Monday, March 5, 2018

Horace, The Housebroken Irish Hare

This photo is from a delightful article that appeared in LIFE Magazine back in 1956. 

It is the usual fate of the Irish hare, a wild strain betwixt the Scottish and European varieties, to sleep by day in the hedgerows and by night to scurry through plowed fields in search of leafy delicacies. To live long he must be a wary hare, on guard always against man, his guns and dogs.

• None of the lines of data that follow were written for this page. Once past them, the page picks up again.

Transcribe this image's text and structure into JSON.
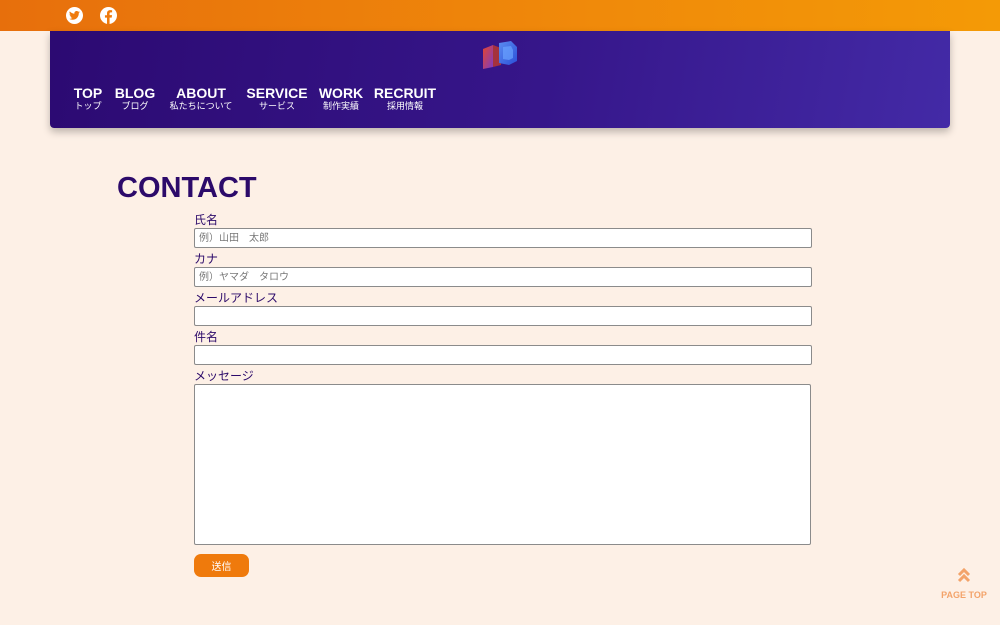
{
  "social": {
    "icons": [
      "twitter-icon",
      "facebook-icon"
    ]
  },
  "nav": {
    "items": [
      {
        "en": "TOP",
        "ja": "トップ"
      },
      {
        "en": "BLOG",
        "ja": "ブログ"
      },
      {
        "en": "ABOUT",
        "ja": "私たちについて"
      },
      {
        "en": "SERVICE",
        "ja": "サービス"
      },
      {
        "en": "WORK",
        "ja": "制作実績"
      },
      {
        "en": "RECRUIT",
        "ja": "採用情報"
      }
    ]
  },
  "page": {
    "title": "CONTACT"
  },
  "form": {
    "name_label": "氏名",
    "name_placeholder": "例）山田　太郎",
    "kana_label": "カナ",
    "kana_placeholder": "例）ヤマダ　タロウ",
    "email_label": "メールアドレス",
    "email_placeholder": "",
    "subject_label": "件名",
    "subject_placeholder": "",
    "message_label": "メッセージ",
    "submit_label": "送信"
  },
  "page_top": {
    "label": "PAGE TOP"
  },
  "colors": {
    "topbar_orange": "#ef7a0c",
    "header_purple": "#2c0a72",
    "title_purple": "#2c0a6a",
    "background": "#fdf0e6",
    "page_top": "#f3a36a"
  }
}
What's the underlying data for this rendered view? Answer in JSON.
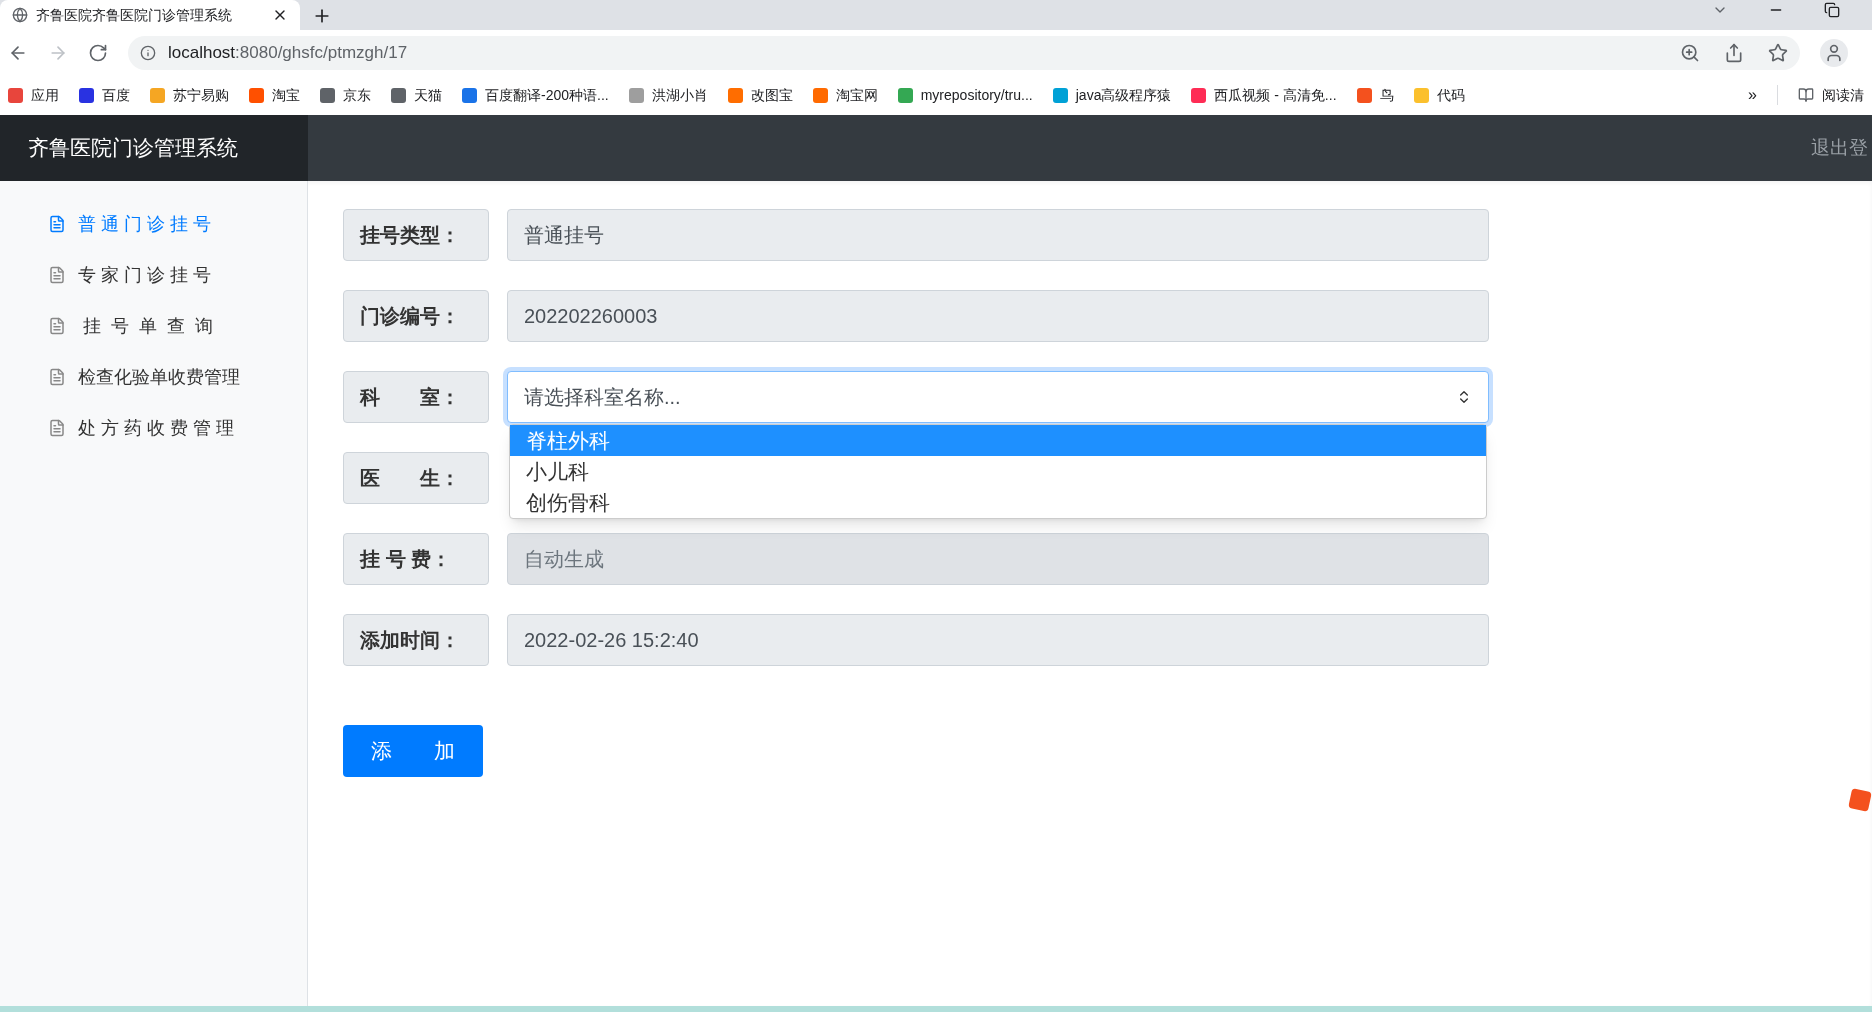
{
  "browser": {
    "tab_title": "齐鲁医院齐鲁医院门诊管理系统",
    "url_host": "localhost",
    "url_path": ":8080/ghsfc/ptmzgh/17"
  },
  "bookmarks": [
    {
      "label": "应用",
      "color": "#e8453c"
    },
    {
      "label": "百度",
      "color": "#2932e1"
    },
    {
      "label": "苏宁易购",
      "color": "#f5a623"
    },
    {
      "label": "淘宝",
      "color": "#ff5000"
    },
    {
      "label": "京东",
      "color": "#5f6368"
    },
    {
      "label": "天猫",
      "color": "#5f6368"
    },
    {
      "label": "百度翻译-200种语...",
      "color": "#1a73e8"
    },
    {
      "label": "洪湖小肖",
      "color": "#9e9e9e"
    },
    {
      "label": "改图宝",
      "color": "#ff6d00"
    },
    {
      "label": "淘宝网",
      "color": "#ff6a00"
    },
    {
      "label": "myrepository/tru...",
      "color": "#34a853"
    },
    {
      "label": "java高级程序猿",
      "color": "#00a1d6"
    },
    {
      "label": "西瓜视频 - 高清免...",
      "color": "#fe2c55"
    },
    {
      "label": "鸟",
      "color": "#f4511e"
    },
    {
      "label": "代码",
      "color": "#fbc02d"
    }
  ],
  "bookmarks_more": "»",
  "reading_list": "阅读清",
  "header": {
    "title": "齐鲁医院门诊管理系统",
    "logout": "退出登"
  },
  "sidebar": {
    "items": [
      {
        "label": "普 通 门 诊 挂 号",
        "selected": true
      },
      {
        "label": "专 家 门 诊 挂 号",
        "selected": false
      },
      {
        "label": " 挂  号  单  查  询",
        "selected": false
      },
      {
        "label": "检查化验单收费管理",
        "selected": false
      },
      {
        "label": "处 方 药 收 费 管 理",
        "selected": false
      }
    ]
  },
  "form": {
    "rows": [
      {
        "kind": "input",
        "label": "挂号类型：",
        "value": "普通挂号"
      },
      {
        "kind": "input",
        "label": "门诊编号：",
        "value": "202202260003"
      },
      {
        "kind": "select",
        "label": "科　　室：",
        "placeholder": "请选择科室名称...",
        "expanded": true,
        "options": [
          {
            "label": "脊柱外科",
            "selected": true
          },
          {
            "label": "小儿科",
            "selected": false
          },
          {
            "label": "创伤骨科",
            "selected": false
          }
        ]
      },
      {
        "kind": "hidden",
        "label": "医　　生："
      },
      {
        "kind": "input",
        "label": "挂 号 费：",
        "placeholder": "自动生成",
        "disabled": true
      },
      {
        "kind": "input",
        "label": "添加时间：",
        "value": "2022-02-26 15:2:40"
      }
    ],
    "submit": "添　　加"
  }
}
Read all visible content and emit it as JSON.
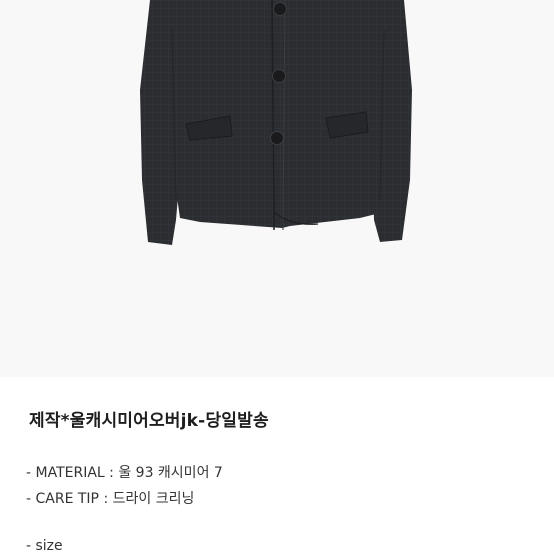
{
  "product": {
    "image_alt": "charcoal wool cashmere jacket",
    "title": "제작*울캐시미어오버jk-당일발송"
  },
  "details": [
    {
      "prefix": "- MATERIAL : ",
      "value": "울 93 캐시미어 7"
    },
    {
      "prefix": "- CARE TIP : ",
      "value": "드라이 크리닝"
    },
    {
      "prefix": "- size",
      "value": ""
    }
  ],
  "colors": {
    "jacket": "#2b2d31",
    "background": "#f8f8f8",
    "text": "#333333"
  }
}
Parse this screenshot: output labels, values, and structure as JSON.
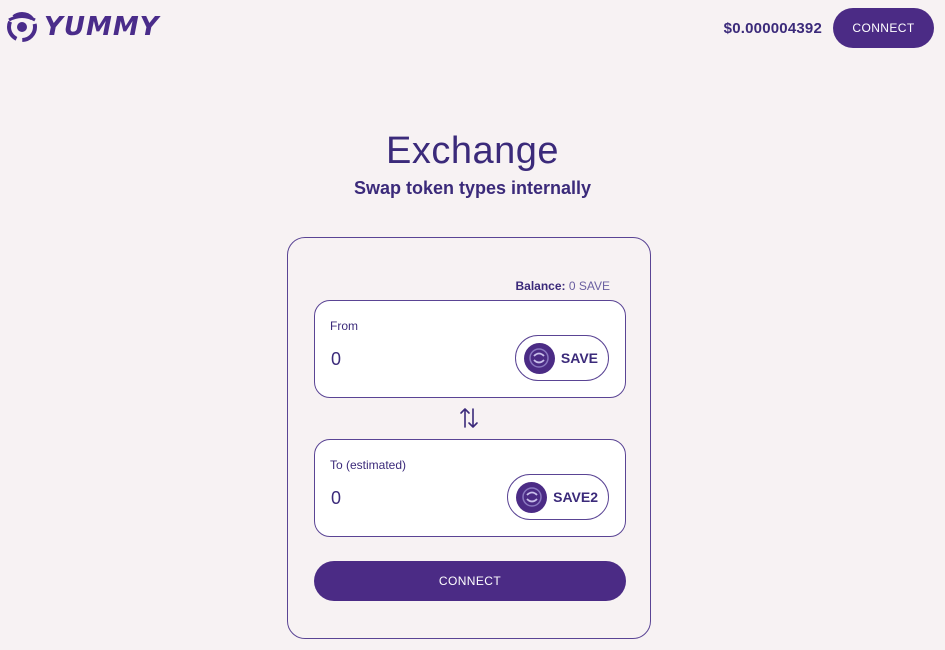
{
  "header": {
    "brand": "YUMMY",
    "logo_icon": "yummy-swirl-icon",
    "price": "$0.000004392",
    "connect_label": "CONNECT"
  },
  "hero": {
    "title": "Exchange",
    "subtitle": "Swap token types internally"
  },
  "exchange": {
    "balance_label": "Balance:",
    "balance_value": "0 SAVE",
    "from": {
      "label": "From",
      "value": "0",
      "token": "SAVE",
      "token_icon": "save-token-icon"
    },
    "swap_icon": "swap-arrows-icon",
    "to": {
      "label": "To (estimated)",
      "value": "0",
      "token": "SAVE2",
      "token_icon": "save2-token-icon"
    },
    "connect_label": "CONNECT"
  },
  "colors": {
    "background": "#f7f2f3",
    "accent": "#4b2b85",
    "text": "#3b2a7a"
  }
}
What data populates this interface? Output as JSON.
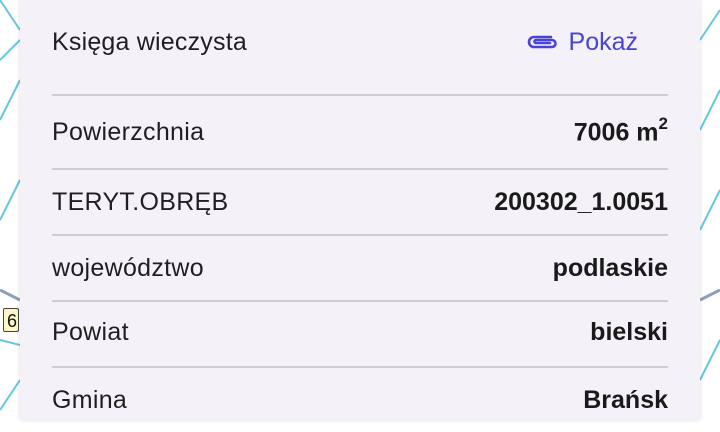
{
  "map": {
    "road_number": "6"
  },
  "sheet": {
    "ksiega": {
      "label": "Księga wieczysta",
      "action_label": "Pokaż",
      "action_icon": "paperclip-icon",
      "action_color": "#4a44d6"
    },
    "rows": [
      {
        "label": "Powierzchnia",
        "value": "7006 m",
        "value_sup": "2"
      },
      {
        "label": "TERYT.OBRĘB",
        "value": "200302_1.0051"
      },
      {
        "label": "województwo",
        "value": "podlaskie"
      },
      {
        "label": "Powiat",
        "value": "bielski"
      },
      {
        "label": "Gmina",
        "value": "Brańsk"
      }
    ]
  }
}
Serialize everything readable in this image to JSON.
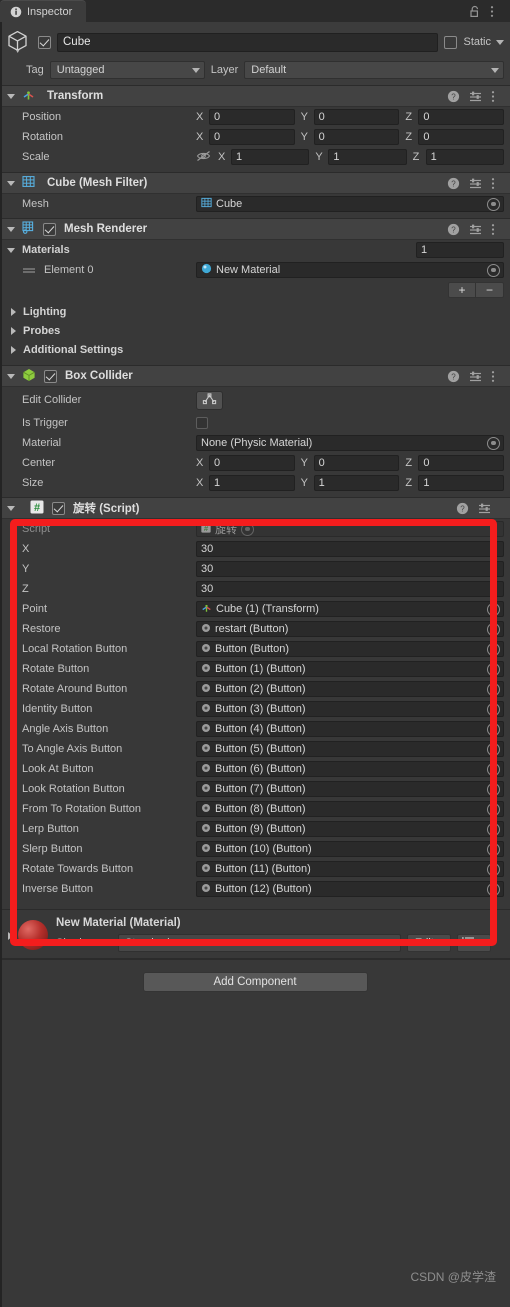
{
  "window": {
    "tab_label": "Inspector",
    "tab_icon": "info-icon",
    "lock_icon": "lock-open-icon",
    "menu_icon": "kebab-menu-icon"
  },
  "object_header": {
    "icon": "cube-icon",
    "enabled": true,
    "name": "Cube",
    "static_label": "Static",
    "static_checked": false,
    "tag_label": "Tag",
    "tag_value": "Untagged",
    "layer_label": "Layer",
    "layer_value": "Default"
  },
  "transform": {
    "title": "Transform",
    "icon": "transform-axis-icon",
    "rows": [
      {
        "label": "Position",
        "x": "0",
        "y": "0",
        "z": "0",
        "locked_icon": false
      },
      {
        "label": "Rotation",
        "x": "0",
        "y": "0",
        "z": "0",
        "locked_icon": false
      },
      {
        "label": "Scale",
        "x": "1",
        "y": "1",
        "z": "1",
        "locked_icon": true
      }
    ],
    "axis_x": "X",
    "axis_y": "Y",
    "axis_z": "Z"
  },
  "mesh_filter": {
    "title": "Cube (Mesh Filter)",
    "icon": "mesh-filter-icon",
    "mesh_label": "Mesh",
    "mesh_value": "Cube"
  },
  "mesh_renderer": {
    "title": "Mesh Renderer",
    "icon": "mesh-renderer-icon",
    "enabled": true,
    "materials_label": "Materials",
    "materials_size": "1",
    "element_label": "Element 0",
    "element_value": "New Material",
    "plus_label": "+",
    "minus_label": "−",
    "foldouts": [
      "Lighting",
      "Probes",
      "Additional Settings"
    ]
  },
  "box_collider": {
    "title": "Box Collider",
    "icon": "box-collider-icon",
    "enabled": true,
    "edit_collider_label": "Edit Collider",
    "edit_collider_icon": "edit-collider-icon",
    "is_trigger_label": "Is Trigger",
    "is_trigger_checked": false,
    "material_label": "Material",
    "material_value": "None (Physic Material)",
    "center_label": "Center",
    "center": {
      "x": "0",
      "y": "0",
      "z": "0"
    },
    "size_label": "Size",
    "size": {
      "x": "1",
      "y": "1",
      "z": "1"
    }
  },
  "script_component": {
    "title": "旋转 (Script)",
    "icon": "csharp-script-icon",
    "enabled": true,
    "script_label": "Script",
    "script_value": "旋转",
    "numeric_rows": [
      {
        "label": "X",
        "value": "30"
      },
      {
        "label": "Y",
        "value": "30"
      },
      {
        "label": "Z",
        "value": "30"
      }
    ],
    "object_rows": [
      {
        "label": "Point",
        "value": "Cube (1) (Transform)",
        "icon": "transform-axis-icon"
      },
      {
        "label": "Restore",
        "value": "restart (Button)",
        "icon": "button-icon"
      },
      {
        "label": "Local Rotation Button",
        "value": "Button (Button)",
        "icon": "button-icon"
      },
      {
        "label": "Rotate Button",
        "value": "Button (1) (Button)",
        "icon": "button-icon"
      },
      {
        "label": "Rotate Around Button",
        "value": "Button (2) (Button)",
        "icon": "button-icon"
      },
      {
        "label": "Identity Button",
        "value": "Button (3) (Button)",
        "icon": "button-icon"
      },
      {
        "label": "Angle Axis Button",
        "value": "Button (4) (Button)",
        "icon": "button-icon"
      },
      {
        "label": "To Angle Axis Button",
        "value": "Button (5) (Button)",
        "icon": "button-icon"
      },
      {
        "label": "Look At Button",
        "value": "Button (6) (Button)",
        "icon": "button-icon"
      },
      {
        "label": "Look Rotation Button",
        "value": "Button (7) (Button)",
        "icon": "button-icon"
      },
      {
        "label": "From To Rotation Button",
        "value": "Button (8) (Button)",
        "icon": "button-icon"
      },
      {
        "label": "Lerp Button",
        "value": "Button (9) (Button)",
        "icon": "button-icon"
      },
      {
        "label": "Slerp Button",
        "value": "Button (10) (Button)",
        "icon": "button-icon"
      },
      {
        "label": "Rotate Towards Button",
        "value": "Button (11) (Button)",
        "icon": "button-icon"
      },
      {
        "label": "Inverse Button",
        "value": "Button (12) (Button)",
        "icon": "button-icon"
      }
    ]
  },
  "material_preview": {
    "title": "New Material (Material)",
    "shader_label": "Shader",
    "shader_value": "Standard",
    "edit_label": "Edit...",
    "preset_icon": "preset-list-icon"
  },
  "add_component": {
    "label": "Add Component"
  },
  "watermark": {
    "text": "CSDN @皮学渣"
  },
  "colors": {
    "highlight": "#f41d1d",
    "panel_bg": "#383838",
    "header_bg": "#424242",
    "field_bg": "#2a2a2a"
  }
}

This might have been the life of Horace, the loveable hare, had he not fallen three years ago (1953) into the hands of Cecil S. Webb, director of the Dublin Zoo. Webb and his wife took Horace into their home to study the ways of small wild animals. They kept him on ... because they had acquired a wonderful pet, as intelligent, playful and domesticated as any dog.

There are many more delightful photos for your viewing pleasure in the article and link mentioned above. This is an early St. Patrick's Day present for you! Enjoy. xo


Penelope Bianchi said...

We had a delightful housebroken hare. His name was (I was not as imaginative 45 years ago) Benjamin!

He was completely housebroken and lived in our house for 4 years! We adored him. Sometimes our houseguests were surprised in their beds in the guest rom to wake up to a rabbit staring into their faces!

Unfortunately.....our dogs thought he liked to play....and once.....they chased him.......and he had a heart attack.
I still miss him.


Penelope Bianchi said...

You find the biggest treasures........ever. I have no idea how you do it.....but thank you so much for the treasure of the hare. I am mostly Irish.....part Scottish.....and I adored the story.

I would never have known it without you!

thank you so much

Content in a Cottage said...

Penelope Bianchi -- Penny, How delightful your childhood must have been with an Irish Hare as a house pet. I am glad you enjoyed the story from Life Magazine to remind you of Benjamin.
xo, Rosemary

The Queen Vee said...

Penelope is just full of surprises isn't she?!

Horace was such a handsome fellow, he looks very wise and obviously smart if he got everyone to do his bidding. My daughter Compound Eye had a rabbit a few years ago, a very unfriendly biting creature who was finally handed over to some folks who had a lot of land in the country. Max simply didn't pan out as family pet material maybe it's because he was a rabbit and not a hare.